After a brief prologue, we have an explicit homage to The Shining, and once again I must caution young filmmakers such as this film’s director, Travis Z, that Stanley Kubrick does not need the homage of your stupid little lowest-common-denominator piece of crap horror REMAKE. Especially when the rest of the film demonstrates so clearly that you learned absolutely nothing from Kubrick.
So we have our group of virtually indistinguishable young adults coming from the city to stay at a cabin in the woods. There are two couples and the required asocial jerk who does stupid things. They meet the required weird and angry rednecks who vaguely warn them to “be careful” but don’t say over what. Soon they get to the cabin, which has no internet, no cell reception, and no phone. They only brought two six-packs (for five of them) and somehow, because they have no phone, they have no weed. I think a certain element among us knows that if you’re going to want weed at your vacation cabin, you don’t leave it to some vague circumstance whether you have weed or not. I wouldn’t know, but that’s what some friends have told me.
Anyway, the asocial jerk who does stupid things (he is said to be an avid gamer) has brought a machine gun. Yup, a machine gun. He also spurts lighter fluid all over the ground and lights it on fire, leaving a field of grass still on fire an hour or so later. It makes no sense why any of them would be friends with this jerk—or remain friends with him after any of his dangerous antics (like “accidentally” shooting the machine gun at his friends)—but hey, we’re in a shitty horror cash-in remake. A lot of stupid time-waster stuff happens with the stupid characters.

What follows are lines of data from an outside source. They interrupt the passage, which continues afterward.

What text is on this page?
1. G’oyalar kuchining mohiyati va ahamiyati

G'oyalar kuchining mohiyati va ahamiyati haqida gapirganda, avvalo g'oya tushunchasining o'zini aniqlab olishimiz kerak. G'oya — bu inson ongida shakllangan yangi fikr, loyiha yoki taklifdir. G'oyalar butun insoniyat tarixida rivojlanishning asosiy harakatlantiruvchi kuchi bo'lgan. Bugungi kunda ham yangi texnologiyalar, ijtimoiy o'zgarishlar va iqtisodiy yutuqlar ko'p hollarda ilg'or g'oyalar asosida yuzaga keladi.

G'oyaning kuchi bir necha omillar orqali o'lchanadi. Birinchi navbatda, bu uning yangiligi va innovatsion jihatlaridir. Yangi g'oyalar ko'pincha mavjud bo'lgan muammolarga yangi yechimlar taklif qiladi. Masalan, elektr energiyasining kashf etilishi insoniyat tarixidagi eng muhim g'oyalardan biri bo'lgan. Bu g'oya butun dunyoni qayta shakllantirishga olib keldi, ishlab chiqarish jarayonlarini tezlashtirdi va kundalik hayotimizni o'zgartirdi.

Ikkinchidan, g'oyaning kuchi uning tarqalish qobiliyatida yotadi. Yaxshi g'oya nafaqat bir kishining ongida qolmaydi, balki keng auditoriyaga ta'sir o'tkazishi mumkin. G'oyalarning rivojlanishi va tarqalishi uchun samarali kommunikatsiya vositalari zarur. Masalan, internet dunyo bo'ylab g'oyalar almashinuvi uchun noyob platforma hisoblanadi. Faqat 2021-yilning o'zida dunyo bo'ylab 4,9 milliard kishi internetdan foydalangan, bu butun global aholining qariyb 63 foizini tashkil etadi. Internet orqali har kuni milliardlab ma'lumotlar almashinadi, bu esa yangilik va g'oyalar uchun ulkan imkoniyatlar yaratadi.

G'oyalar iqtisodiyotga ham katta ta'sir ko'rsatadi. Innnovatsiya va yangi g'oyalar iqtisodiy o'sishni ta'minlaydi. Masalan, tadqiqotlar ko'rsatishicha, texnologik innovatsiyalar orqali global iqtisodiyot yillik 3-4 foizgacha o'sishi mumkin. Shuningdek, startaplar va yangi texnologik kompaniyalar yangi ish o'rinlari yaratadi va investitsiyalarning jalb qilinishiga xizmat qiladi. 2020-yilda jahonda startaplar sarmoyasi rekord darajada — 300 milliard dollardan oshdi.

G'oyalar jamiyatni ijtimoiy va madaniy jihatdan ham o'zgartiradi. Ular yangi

Now, I remember the original as being somewhat clever, or at least cleverly knowing about it’s stupid genre conventions, and largely about a deadly flesh-eating virus. Maybe I misremember the original, but this one is filled out with lots of new incidents and new, dumb characters, like a stoner hiker who appears for one jump scare and is never seen again [although you lose track of which rotting person is jumping out of which lake]. There’s also a ridiculous female deputy with long blond porn-star hair who seems horny and makes clear that she is ready to “party.” It’s that typical frat bro mixture of self-loathing [“we’re just dumb, sheltered yuppies”] and xenophobia [“Rural people are so, like, stupid and gross!”].
The flesh-eating virus does start to appear here, at exactly 45 minutes in, and it’s there, for sure, as are the greatest hit moments of the original [shaving infected (already completely hairless) legs, sex with an infected person], but this time the focus is on fear of rednecks and what awful people our yuppie protagonists are. This movie just hates all people. The virus takes a significant backseat to the horrible rednecks and the movie is crammed with incident, incident, incident. Maybe the original was, and I just don’t remember it? Anyway, I was amused the whole time and made it to the end, but if you have a choice between this and the original, watch the original.